A competitor of mine out bid and stated it performed better work than my company to obtain a prospective client, do I have an interference with an advantageous relationship claim?
9 April 2019
Answer: Although the fact that your company only had the prospect of financial gain and business is enough to meet one of the elements, still, probably not.
The elements of the tort of Interference with Advantageous Relationship are the following:
- A business relationship of contemplated contract of economic benefit;
- The defendant’s knowledge of such relationship;
- The defendant’s interference with it through improper motive and means; and
- The loss of advantage directly resulting from the defendant’s conduct.
American Private Line Services, Inc. v. Eastern Microwave, Inc., 980 F. 2d 33, 36 (1992). Under the brief scenario above, there is enough of a probable future business relationship to meet the first element here; a reasonable expectancy of financial benefit suffices. Powers v. Leno, 24 Mass. App. Ct. 38 (1987). With respect to the second element, the facts seem to indicate the competitor knew your company was bidding on the job so that is met.

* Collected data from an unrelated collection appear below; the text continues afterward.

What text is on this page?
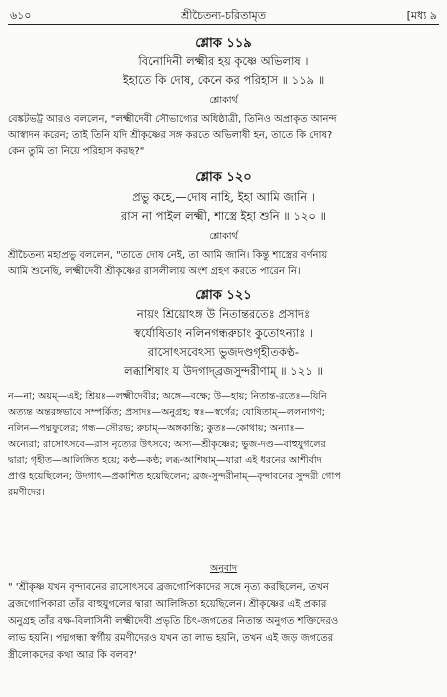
৬১০	শ্রীচৈতন্য-চরিতামৃত	[মধ্য ৯
শ্লোক ১১৯
বিনোদিনী লক্ষ্মীর হয় কৃষ্ণে অভিলাষ ।
ইহাতে কি দোষ, কেনে কর পরিহাস ॥ ১১৯ ॥
শ্লোকার্থ
বেঙ্কটভট্ট আরও বললেন, "লক্ষ্মীদেবী সৌভাগ্যের অধিষ্ঠাত্রী, তিনিও অপ্রাকৃত আনন্দ
আস্বাদন করেন; তাই তিনি যদি শ্রীকৃষ্ণের সঙ্গ করতে অভিলাষী হন, তাতে কি দোষ?
কেন তুমি তা নিয়ে পরিহাস করছ?"
শ্লোক ১২০
প্রভু কহে,—দোষ নাহি, ইহা আমি জানি ।
রাস না পাইল লক্ষ্মী, শাস্ত্রে ইহা শুনি ॥ ১২০ ॥
শ্লোকার্থ
শ্রীচৈতন্য মহাপ্রভু বললেন, "তাতে দোষ নেই, তা আমি জানি। কিন্তু শাস্ত্রের বর্ণনায়
আমি শুনেছি, লক্ষ্মীদেবী শ্রীকৃষ্ণের রাসলীলায় অংশ গ্রহণ করতে পারেন নি।
শ্লোক ১২১
নায়ং শ্রিয়োঽঙ্গ উ নিতান্তরতেঃ প্রসাদঃ
স্বর্যোষিতাং নলিনগন্ধরুচাং কুতোঽন্যাঃ ।
রাসোৎসবেঽস্য ভুজদণ্ডগৃহীতকণ্ঠ-
লব্ধাশিষাং য উদগাদ্‌ব্রজসুন্দরীণাম্‌ ॥ ১২১ ॥
ন—না; অয়ম্‌—এই; শ্রিয়ঃ—লক্ষ্মীদেবীর; অঙ্গে—বক্ষে; উ—হায়; নিতান্ত-রতেঃ—যিনি
অত্যন্ত অন্তরঙ্গভাবে সম্পর্কিত; প্রসাদঃ—অনুগ্রহ; স্বঃ—স্বর্গের; যোষিতাম্‌—ললনাগণ;
নলিন—পদ্মফুলের; গন্ধ—সৌরভ; রুচাম্‌—অঙ্গকান্তি; কুতঃ—কোথায়; অন্যাঃ—
অন্যেরা; রাসোৎসবে—রাস নৃত্যের উৎসবে; অস্য—শ্রীকৃষ্ণের; ভুজ-দণ্ড—বাহুযুগলের
দ্বারা; গৃহীত—আলিঙ্গিত হয়ে; কণ্ঠ—কণ্ঠ; লব্ধ-আশিষাম্‌—যারা এই ধরনের আশীর্বাদ
প্রাপ্ত হয়েছিলেন; উদগাৎ—প্রকাশিত হয়েছিলেন; ব্রজ-সুন্দরীনাম্‌—বৃন্দাবনের সুন্দরী গোপ
রমণীদের।
অনুবাদ
" 'শ্রীকৃষ্ণ যখন বৃন্দাবনের রাসোৎসবে ব্রজগোপিকাদের সঙ্গে নৃত্য করছিলেন, তখন
ব্রজগোপিকারা তাঁর বাহুযুগলের দ্বারা আলিঙ্গিতা হয়েছিলেন। শ্রীকৃষ্ণের এই প্রকার
অনুগ্রহ তাঁর বক্ষ-বিলাসিনী লক্ষ্মীদেবী প্রভৃতি চিৎ-জগতের নিতান্ত অনুগত শক্তিদেরও
লাভ হয়নি। পদ্মগন্ধা স্বর্গীয় রমণীদেরও যখন তা লাভ হয়নি, তখন এই জড় জগতের
স্ত্রীলোকদের কথা আর কি বলব?'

The third element is where the real question is; did the competitor go over the line in using “improper” means to obtain the client? It is not enough to simply “interfere,” it must be improper interference. Engaging in lawful conduct usual and expected in business negotiations, even if it is to your financial detriment, does not suffice. American Private Line Services, Inc. v. Eastern Microwave, Inc., 980 F. 2d 33, 36-37 (1992). Without evidence of misrepresentation, defamation, or other improper means, there likely is not enough to meet this element. Id. Stating one company does better work is likely to be deemed an opinion or puffing in the author’s opinion. It also weights against your company since, as the hypothetical seems to suggest, that it did not have an existing contract with the client, but both companies were seeking the account. United Truck Leasing Corp. v. Geltman, 406 Mass. 881 (1990). However, if you know the competitor made statements about doing better quality work, it might be worth poking around to find out if something more aggressive was stated to see if it went over the line.

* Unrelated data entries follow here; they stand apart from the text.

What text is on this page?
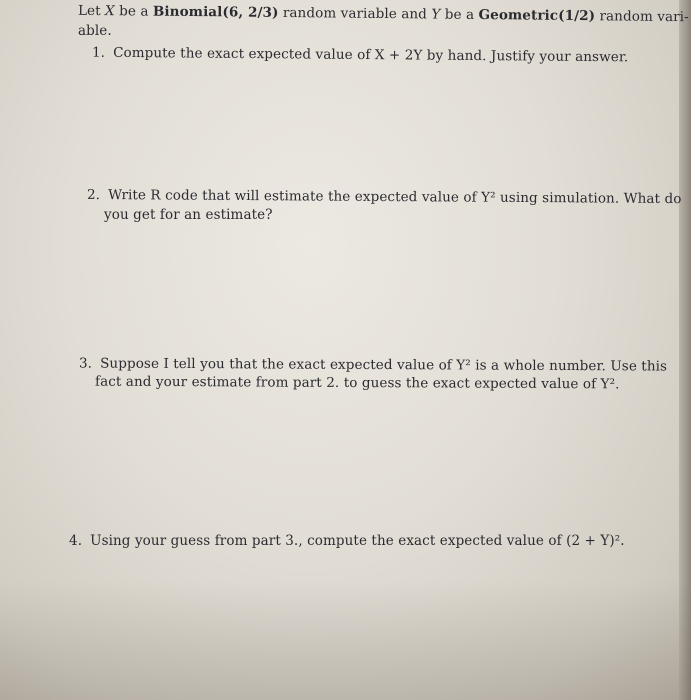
Let X be a Binomial(6, 2/3) random variable and Y be a Geometric(1/2) random vari-
able.
1. Compute the exact expected value of X + 2Y by hand. Justify your answer.
2. Write R code that will estimate the expected value of Y² using simulation. What do
you get for an estimate?
3. Suppose I tell you that the exact expected value of Y² is a whole number. Use this
fact and your estimate from part 2. to guess the exact expected value of Y².
4. Using your guess from part 3., compute the exact expected value of (2 + Y)².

The fourth element is likely met as your company lost the client and/or the business. It is likely a pecuniary (monetary) value can be ascertained, but if not, in the event actual damages can be shown, a nominal value can still be awarded. Morochnick v. Quigley, 17 Mass. App. Ct. 1035 (1984).
In any event, if you think that you might have such a type of claim, feel free to give us a call.

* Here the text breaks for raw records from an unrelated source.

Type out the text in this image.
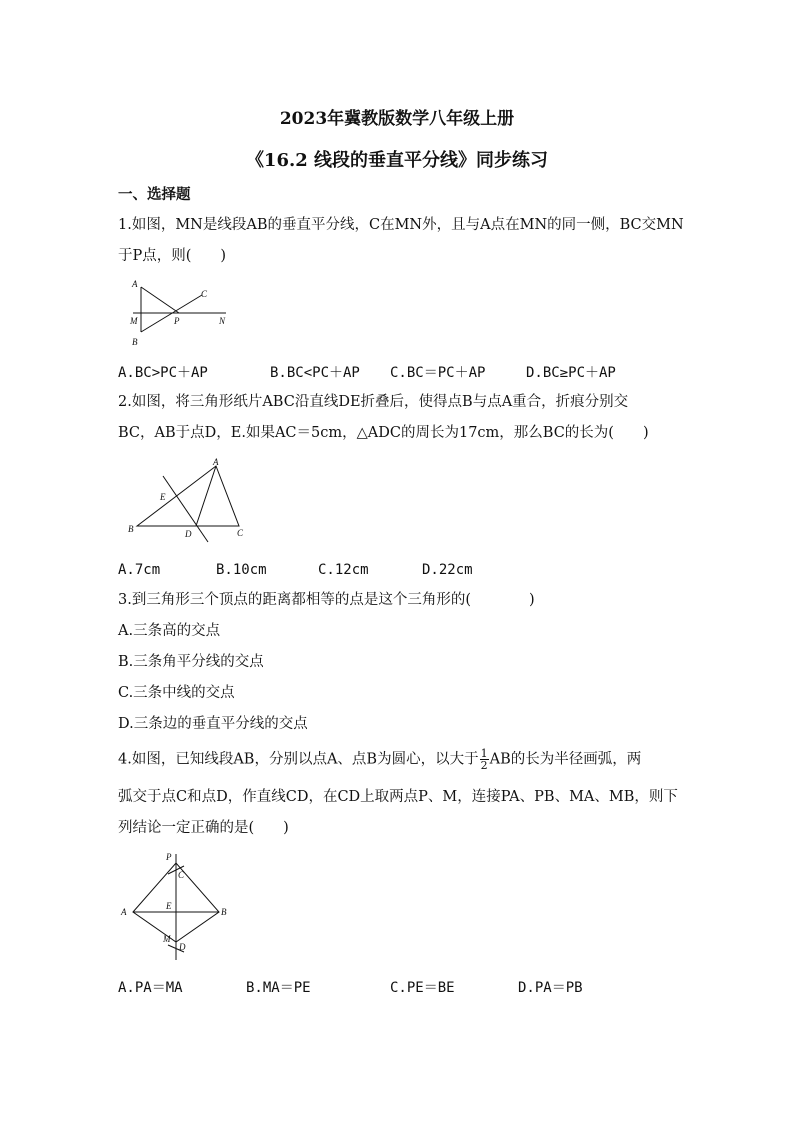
2023年冀教版数学八年级上册
《16.2 线段的垂直平分线》同步练习
一、选择题
1.如图，MN是线段AB的垂直平分线，C在MN外，且与A点在MN的同一侧，BC交MN
于P点，则(　　)
A
B
C
M	P	N
A.BC>PC＋AP	B.BC<PC＋AP C.BC＝PC＋AP	D.BC≥PC＋AP
2.如图，将三角形纸片ABC沿直线DE折叠后，使得点B与点A重合，折痕分别交
BC，AB于点D，E.如果AC＝5cm，△ADC的周长为17cm，那么BC的长为(　　)
A
B	C
D
E
A.7cm	B.10cm	C.12cm	D.22cm
3.到三角形三个顶点的距离都相等的点是这个三角形的(　　　　)
A.三条高的交点
B.三条角平分线的交点
C.三条中线的交点
D.三条边的垂直平分线的交点
4.如图，已知线段AB，分别以点A、点B为圆心，以大于 $\frac{1}{2}$ AB的长为半径画弧，两
弧交于点C和点D，作直线CD，在CD上取两点P、M，连接PA、PB、MA、MB，则下
列结论一定正确的是(　　)
P
C
A
E
B
M
D
A.PA＝MA	B.MA＝PE	C.PE＝BE	D.PA＝PB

As a side note, in 1970 the Massachusetts Supreme Judicial Court changed the substance of the third element by eliminating a “malicious intent” to just “unjustifiable conduct.” Pino v. Trans Atlantic Marine, Inc., 358 Mass. 498 (1970). In 1990 it formally changed the name of the tort from “malicious interference with an advantageous relationship” to “improper interference with an advantageous relationship.” United Truck Leasing Corp. v. Geltman, 406 Mass. 811 (1990).